China: Newspaper calls for media reform
2013-01-10 09:33
Guangzhou - A Chinese newspaper at the centre of a dispute over censorship
said on Thursday that Communist regulation of the media must "keep pace
with the times", in its first edition since the row began.
"It's fundamental that the party regulates the press, but its method of
regulation needs to be advanced to keep pace with the times," the Southern
Weekly said in an editorial, without making direct reference to the
controversy.
The row at the popular liberal paper, which had an article urging greater rights
protection replaced with one praising the ruling party, has seen demonstrators
mass outside its headquarters in the southern city of Guangzhou.

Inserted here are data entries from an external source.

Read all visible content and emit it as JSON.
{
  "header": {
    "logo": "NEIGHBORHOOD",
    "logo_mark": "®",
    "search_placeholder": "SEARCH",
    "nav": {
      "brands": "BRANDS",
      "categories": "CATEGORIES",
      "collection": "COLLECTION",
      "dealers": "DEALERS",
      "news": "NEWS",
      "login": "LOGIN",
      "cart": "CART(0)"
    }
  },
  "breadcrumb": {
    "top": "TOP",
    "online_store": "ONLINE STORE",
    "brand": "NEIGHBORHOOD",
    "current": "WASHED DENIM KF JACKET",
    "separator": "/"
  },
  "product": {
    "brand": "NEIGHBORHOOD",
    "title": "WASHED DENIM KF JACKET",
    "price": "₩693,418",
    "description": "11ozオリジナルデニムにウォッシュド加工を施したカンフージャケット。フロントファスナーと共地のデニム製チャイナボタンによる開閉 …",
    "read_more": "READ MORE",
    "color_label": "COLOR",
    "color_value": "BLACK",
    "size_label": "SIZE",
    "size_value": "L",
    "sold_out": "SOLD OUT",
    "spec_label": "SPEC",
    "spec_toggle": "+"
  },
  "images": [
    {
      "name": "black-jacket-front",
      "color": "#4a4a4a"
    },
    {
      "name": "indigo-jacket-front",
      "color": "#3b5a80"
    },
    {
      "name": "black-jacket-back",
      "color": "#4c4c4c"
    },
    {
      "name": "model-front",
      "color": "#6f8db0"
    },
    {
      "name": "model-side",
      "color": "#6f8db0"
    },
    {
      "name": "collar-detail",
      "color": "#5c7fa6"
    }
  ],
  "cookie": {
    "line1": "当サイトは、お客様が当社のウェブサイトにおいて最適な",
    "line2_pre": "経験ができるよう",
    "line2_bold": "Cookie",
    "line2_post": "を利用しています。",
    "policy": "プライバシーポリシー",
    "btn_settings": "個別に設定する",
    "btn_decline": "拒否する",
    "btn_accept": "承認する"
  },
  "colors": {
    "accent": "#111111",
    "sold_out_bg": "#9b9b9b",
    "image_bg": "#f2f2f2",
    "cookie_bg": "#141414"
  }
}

But the newspaper came out on Thursday as scheduled after reports of an
agreement between staff and authorities that officials would no longer directly
interfere in content before publication.
There was speculation that as part of the deal, Southern Weekly would not
give its account of the controversy.
'Updated methods'
In the event the editorial on press freedom was printed in small text, as a
commentary on another article on media management, reprinted from the People's
Daily, the Communist Party's mouthpiece.
The Southern Weekly said that because of the rising popularity of the internet,
China needed an "updated method of managing public opinion", and
called for "reasonable and constructive media" to be protected.
The paper's investigative reports have made it one of the biggest-selling in
China, with a keen following among urban intellectuals, but also left it
subject to periodic purges.
All Chinese media organisations receive instructions from government
propaganda departments, which suppress news seen as "negative" by the
Communist Party.
But the censorship of Southern Weekly was seen as unusually direct, although
the original article soon emerged on Chinese social media.
Open letters
Former journalists at the newspaper, as well as intellectuals and students
published open letters calling for the resignation of Tuo Zhen, the propaganda
official said to have been responsible.
At their peak on Monday the demonstrations, the first against press
censorship in two decades, drew hundreds of people and the campaign was backed
by the blogosphere and celebrities on Weibo, China's equivalent of Twitter.
Reports said that Hu Chunhua, the top Communist official in Guangdong
province, where the newspaper is based, and a rising star in the party, had
stepped in to mediate in the row.
There was no sign of protesters outside the newspaper's main office on
Thursday morning.
Thursday's edition led with a two-page investigation into a fire at an
orphanage in central China's Henan province, and devoted pages three and four
to a review of the most influential legal cases of 2012.